Session Information
17 SES 12, Comparing Special Education Intake Procedures: National Histories of Standardization in Three Countries
Symposium
Contribution
The imperative of constant change involves continually new developments in education systems worldwide. One significant focus of recent years that leads to enormous changes in national school systems and has become of special interest for national policy as well as for educational research is the idea of an inclusive school system. Initiatives to set up inclusive school systems in national contexts often took place without a discussion about advantages and disadvantages of the existing standards and regulations such as the relation between regular and special education. This relation was historically standardized by a special education intake procedure that separated pupils in a group being capable of attending regular school and another group needing special education either through streaming or through attending a different specialized school.
To link historical facts about progressions and reforms concerning the relation between regular and special education with the debate about inclusion, the symposium examines these regulations (particularly those concerning the special education intake procedure) for different countries and in different time periods during the twentieth century. Thus, documents including regulations of relevance to this relationship are analyzed in four different regions: two regions of Germany, one of Canada and one of the United States. The documents examined are questionnaires from and documents of the intake procedure as well as regulations concerning the professional preparation of special education teachers. These are furthermore related to national (and international) educational reforms and changes. The symposium will therefore be trans-Atlantic and European in orientation. The principal research questions for every paper and for the comparison are as follows:
- What is the nature of Special Education documentation, questionnaires and forms in these three countries? Emphasis will be placed on the analysis of these documents.
- Which professions were involved in special education intake procedures in the three different countries and how were they prepared?
- Which vision of a “normal” child and a child with special needs was transferred through the examined documents?
- What role did education politics and reforms play during the process of standardization of these intake procedures?
- Was there any move towards standardization in terms of special education intake processes in Canada, Germany and the United States?
- Which research results from the historical analysis of the regulation between regular and special education are of significant importance in the actual debates about an inclusive school system?
- Does standardization mean standardization of the perspective of the assessed child?
The research method in all the papers of the symposium is principally qualitative using historical analysis of archival sources as well as an analysis of secondary source publications of national or regional importance concerning the point of intersection between special and regular education.
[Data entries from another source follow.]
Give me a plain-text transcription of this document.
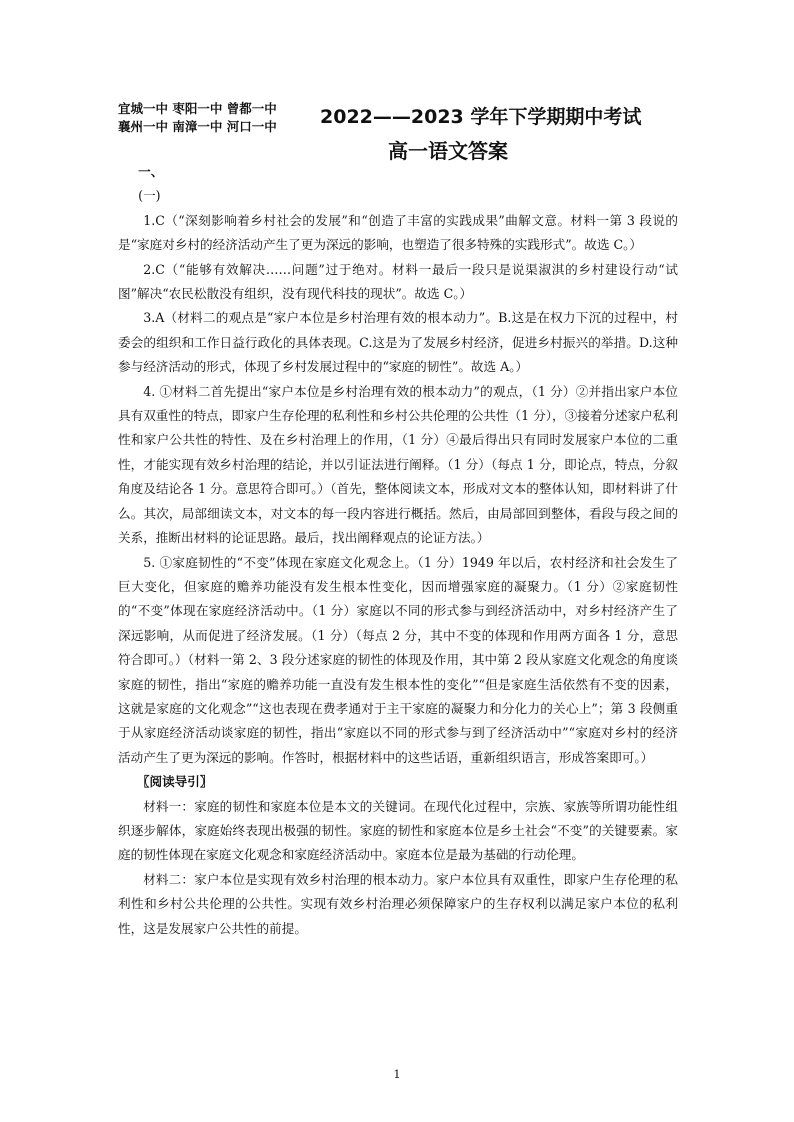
宜城一中 枣阳一中 曾都一中
襄州一中 南漳一中 河口一中	2022——2023 学年下学期期中考试
高一语文答案

一、

(一)

1.C（“深刻影响着乡村社会的发展”和“创造了丰富的实践成果”曲解文意。材料一第 3 段说的是“家庭对乡村的经济活动产生了更为深远的影响，也塑造了很多特殊的实践形式”。故选 C。）

2.C（“能够有效解决……问题”过于绝对。材料一最后一段只是说渠淑淇的乡村建设行动“试图”解决“农民松散没有组织，没有现代科技的现状”。故选 C。）

3.A（材料二的观点是“家户本位是乡村治理有效的根本动力”。B.这是在权力下沉的过程中，村委会的组织和工作日益行政化的具体表现。C.这是为了发展乡村经济，促进乡村振兴的举措。D.这种参与经济活动的形式，体现了乡村发展过程中的“家庭的韧性”。故选 A。）

4. ①材料二首先提出“家户本位是乡村治理有效的根本动力”的观点，（1 分）②并指出家户本位具有双重性的特点，即家户生存伦理的私利性和乡村公共伦理的公共性（1 分），③接着分述家户私利性和家户公共性的特性、及在乡村治理上的作用，（1 分）④最后得出只有同时发展家户本位的二重性，才能实现有效乡村治理的结论，并以引证法进行阐释。（1 分）（每点 1 分，即论点，特点，分叙角度及结论各 1 分。意思符合即可。）（首先，整体阅读文本，形成对文本的整体认知，即材料讲了什么。其次，局部细读文本，对文本的每一段内容进行概括。然后，由局部回到整体，看段与段之间的关系，推断出材料的论证思路。最后，找出阐释观点的论证方法。）

5. ①家庭韧性的“不变”体现在家庭文化观念上。（1 分）1949 年以后，农村经济和社会发生了巨大变化，但家庭的赡养功能没有发生根本性变化，因而增强家庭的凝聚力。（1 分）②家庭韧性的“不变”体现在家庭经济活动中。（1 分）家庭以不同的形式参与到经济活动中，对乡村经济产生了深远影响，从而促进了经济发展。（1 分）（每点 2 分，其中不变的体现和作用两方面各 1 分，意思符合即可。）（材料一第 2、3 段分述家庭的韧性的体现及作用，其中第 2 段从家庭文化观念的角度谈家庭的韧性，指出“家庭的赡养功能一直没有发生根本性的变化”“但是家庭生活依然有不变的因素，这就是家庭的文化观念”“这也表现在费孝通对于主干家庭的凝聚力和分化力的关心上”；第 3 段侧重于从家庭经济活动谈家庭的韧性，指出“家庭以不同的形式参与到了经济活动中”“家庭对乡村的经济活动产生了更为深远的影响。作答时，根据材料中的这些话语，重新组织语言，形成答案即可。）

〖阅读导引〗

材料一：家庭的韧性和家庭本位是本文的关键词。在现代化过程中，宗族、家族等所谓功能性组织逐步解体，家庭始终表现出极强的韧性。家庭的韧性和家庭本位是乡土社会“不变”的关键要素。家庭的韧性体现在家庭文化观念和家庭经济活动中。家庭本位是最为基础的行动伦理。

材料二：家户本位是实现有效乡村治理的根本动力。家户本位具有双重性，即家户生存伦理的私利性和乡村公共伦理的公共性。实现有效乡村治理必须保障家户的生存权利以满足家户本位的私利性，这是发展家户公共性的前提。

1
The papers in the symposium will also have a historical theoretical framework as an underpinning for the research.[1]
In sum, the main goal of the symposium pertains to the comparison between the analyzed countries and times periods. The basis for this comparison is the fact that documented intakes procedures that differentiated between special needs and the ability to participate in the regular school system existed in all three countries – but in different versions and with different consequences. Moreover, the symposium will also have the goal of providing a propitious occasion to critically discuss the research results in the context of wider discourses about inclusive schooling.
[1] Richard Evans, In Defence Of History (London: Granta Publications, 2012), 220.
References
Allison, John. A Most Canadian Odyssey: Education Diplomacy and Federalism, 1844–1984. London, ON: Althouse Press/Western University, 2016. Berger, Peter L., and Thomas Luckmann. Die gesellschaftliche Konstruktion der Wirklichkeit: Eine Theorie der Wissenssoziologie. Frankfurt a.M.: Fischer, 1969. Conner, Frances P. “The Past Is Prologue: Teacher Preparation in Special Education.” Exceptional Children (April 1976): 366-378. Götz, Margarete, Vogt, Michaela, Floth, Agneta, and Sauer Lisa: “Zwischen Primarschulfähigkeit und Hilfsschulbedürftigkeit“. In Lernprozessbegleitung und adaptive Lerngelegenheiten im Unterricht der Grundschule. Forschungsbezogene Beiträge edited by Katrin Liebers et al., 57-72. Hohengehren: Schneider, 2016. Link, Jürgen. Versuch über den Normalismus: Wie Normalität produziert wird. Göttingen: Westdeutscher Verlag, 1997. Osgood, Robert L. For “Children Who Vary from the Normal Type”: Special Education in Boston, 1838-1930 (Washington, DC: Gallaudet University Press, 2000). Osgood, Robert L. The History of Inclusion in the United States (Washington, DC: Gallaudet University Press, 2005). Vogt, Michaela. „Primary School Attendance or Special Education. Historical Comparative Analysis of Student Files from the German Democratic Republic (GDR) and the Federal Republic of Germany (FRG).” In Student Assessment Cultures in historical perspective. Studia Educations edited by Cristina Alarcon and Martin Lawn. Frankfurt a.M.: Peter Lang, in press. Wilson, Anne, and Ontario Institute for Studies in Education. A consumer's guide to Bill 82: special education in Ontario. Ontario Institute for Studies in Education, 1983.